Intervention de Édouard Courtial

Séance en hémicycle du 18 novembre 2014 à 21h30
Délimitation des régions et modification du calendrier électoral — Discussion générale

Photo issue du site de l'Assemblée nationale ou de WikipediaÉdouard Courtial :

Monsieur le ministre, votre projet de loi relatif à la délimitation des régions, aux élections régionales et départementales et au calendrier électoral a été totalement réécrit par le Sénat. Dans leur sagesse, les membres de la Haute assemblée ont manifesté leur opposition à un texte incohérent et présenté de manière précipitée au Parlement. Ainsi, pour une simple question de méthode, je tiens à affirmer à l’unisson de mes collègues du groupe UMP mon hostilité farouche à l’adoption de ce texte.

Sur le fond, voici les enjeux qui devraient, à mon sens, guider une véritable réforme territoriale : des économies structurelles, une simplification administrative, une meilleure efficacité de l’action locale, une meilleure répartition des compétences, une plus grande proximité avec les citoyens et une dynamisation des territoires. Or votre projet de loi ne permet d’atteindre aucun de ces objectifs et tout concourt à ce que députés, sénateurs et élus locaux s’opposent à l’adoption de ce texte.

Rien ne justifie la précipitation tactique du Gouvernement, le manque de cohérence et de lisibilité de votre projet, monsieur le ministre, ni l’absence totale de concertation. De fait, c’est seul, ou peu s’en faut, sur le coin d’une table, que le chef de l’État a redessiné la carte des régions de France. Ce procédé n’est pas digne d’une grande démocratie moderne.

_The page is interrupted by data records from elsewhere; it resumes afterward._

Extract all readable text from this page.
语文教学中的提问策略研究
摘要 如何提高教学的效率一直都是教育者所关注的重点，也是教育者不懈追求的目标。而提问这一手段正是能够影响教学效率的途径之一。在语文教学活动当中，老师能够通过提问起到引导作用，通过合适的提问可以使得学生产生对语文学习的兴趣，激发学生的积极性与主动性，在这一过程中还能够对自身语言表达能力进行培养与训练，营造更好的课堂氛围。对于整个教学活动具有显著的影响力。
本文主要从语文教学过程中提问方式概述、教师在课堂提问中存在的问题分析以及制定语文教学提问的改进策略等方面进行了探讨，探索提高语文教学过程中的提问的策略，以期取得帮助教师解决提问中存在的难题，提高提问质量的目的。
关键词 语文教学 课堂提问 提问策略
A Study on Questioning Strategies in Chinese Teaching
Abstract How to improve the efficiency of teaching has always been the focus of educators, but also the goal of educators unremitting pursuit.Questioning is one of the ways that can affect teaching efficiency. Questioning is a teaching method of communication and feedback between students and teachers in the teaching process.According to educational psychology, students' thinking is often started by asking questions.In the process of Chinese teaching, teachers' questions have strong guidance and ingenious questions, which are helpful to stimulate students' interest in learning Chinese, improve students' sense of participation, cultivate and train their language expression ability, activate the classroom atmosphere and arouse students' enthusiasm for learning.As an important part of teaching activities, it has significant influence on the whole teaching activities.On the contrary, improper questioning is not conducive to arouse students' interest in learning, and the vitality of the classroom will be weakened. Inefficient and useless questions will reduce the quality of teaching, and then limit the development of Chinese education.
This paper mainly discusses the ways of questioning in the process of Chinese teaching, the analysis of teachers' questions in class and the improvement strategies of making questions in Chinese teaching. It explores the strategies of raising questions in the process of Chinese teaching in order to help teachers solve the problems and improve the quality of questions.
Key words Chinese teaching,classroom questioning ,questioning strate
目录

Avec sa gestion ubuesque du calendrier des élections départementales et régionales, le Gouvernement s’engage dans une course contre le temps pour faire approuver une réforme qui se décline en deux projets de loi. L’Assemblée est saisie de la nouvelle délimitation des régions et du report des élections régionales avant même de discuter de ce qu’elle aurait dû examiner en premier lieu, à savoir la nouvelle répartition des compétences entre les différents niveaux de collectivités. C’est incohérent et dangereux : une fois encore, vous mettez la charrue avant les boeufs.

Et pourquoi, monsieur le ministre, ce rythme effréné ? Comment justifier qu’une réforme d’une telle ampleur soit annoncée, conçue et votée en quelques mois ? Comment ne pas y voir un prétexte à retarder la sanction des électeurs ? Pareil bouleversement exige du temps pour la conception, l’évaluation, la concertation et la préparation. On ne touche pas impunément à l’équilibre institutionnel, aux pouvoirs locaux, aux services publics et à la vie des entreprises et des citoyens.

Pourtant, les Français vous attendent, mais sur d’autres terrains. Ils accueillent avec scepticisme un redécoupage exécuté en dépit du bon sens. On se demande vraiment quelle vision territoriale a sous-tendu la carte que vous proposez.

Monsieur le ministre, le sort grotesque fait à certaines régions ainsi que la valse-hésitation que vous avez menée dans ce redécoupage illustrent l’inanité et l’insoutenable légèreté de cette réforme.

Vous refusez aussi d’écouter les élus locaux, qui posent ardemment la question des moyens des collectivités, dont vous ne cessez depuis 2012 de réduire les dotations. Chacun connaît les contraintes qui pèsent sur les collectivités. En guise d’assurance, le chef de l’État promet que les grandes régions « disposeront de moyens financiers propres et dynamiques ». Peut-on faire moins clair ?

Rien sur la réforme de la fiscalité locale, aucune avancée sur le transfert de moyens de l’État aux régions, rien non plus sur le tabou de l’autonomie fiscale ; bref, vous exigez des collectivités qu’elles fassent leur révolution sans leur en donner les moyens. Une vraie mesure d’économie aurait été la création du conseiller territorial, proposée par mon collègue de l’Oise Jean-François Mancel, mais vous vous êtes empressés de supprimer cette disposition, par pur dogmatisme !

Enfin, l’annonce d’un second projet de loi portant nouvelle organisation territoriale de la République ajoute à la confusion et anéantit votre crédibilité. En effet, comment demander à la représentation nationale de se prononcer sur un sujet d’une telle ampleur alors qu’elle ne dispose pas de l’ensemble des éléments pour le faire ?

En définitive, monsieur le ministre, vous sacrifiez la transformation nécessaire de l’État et des collectivités sur l’autel d’une triste et vaine tactique dilatoire. Personne n’est dupe. Cette réforme ressemble à l’ultime manoeuvre d’une gauche aux abois, incapable de gouverner, déconnectée d’un pays réel dont le cri de colère n’en finit pas de monter.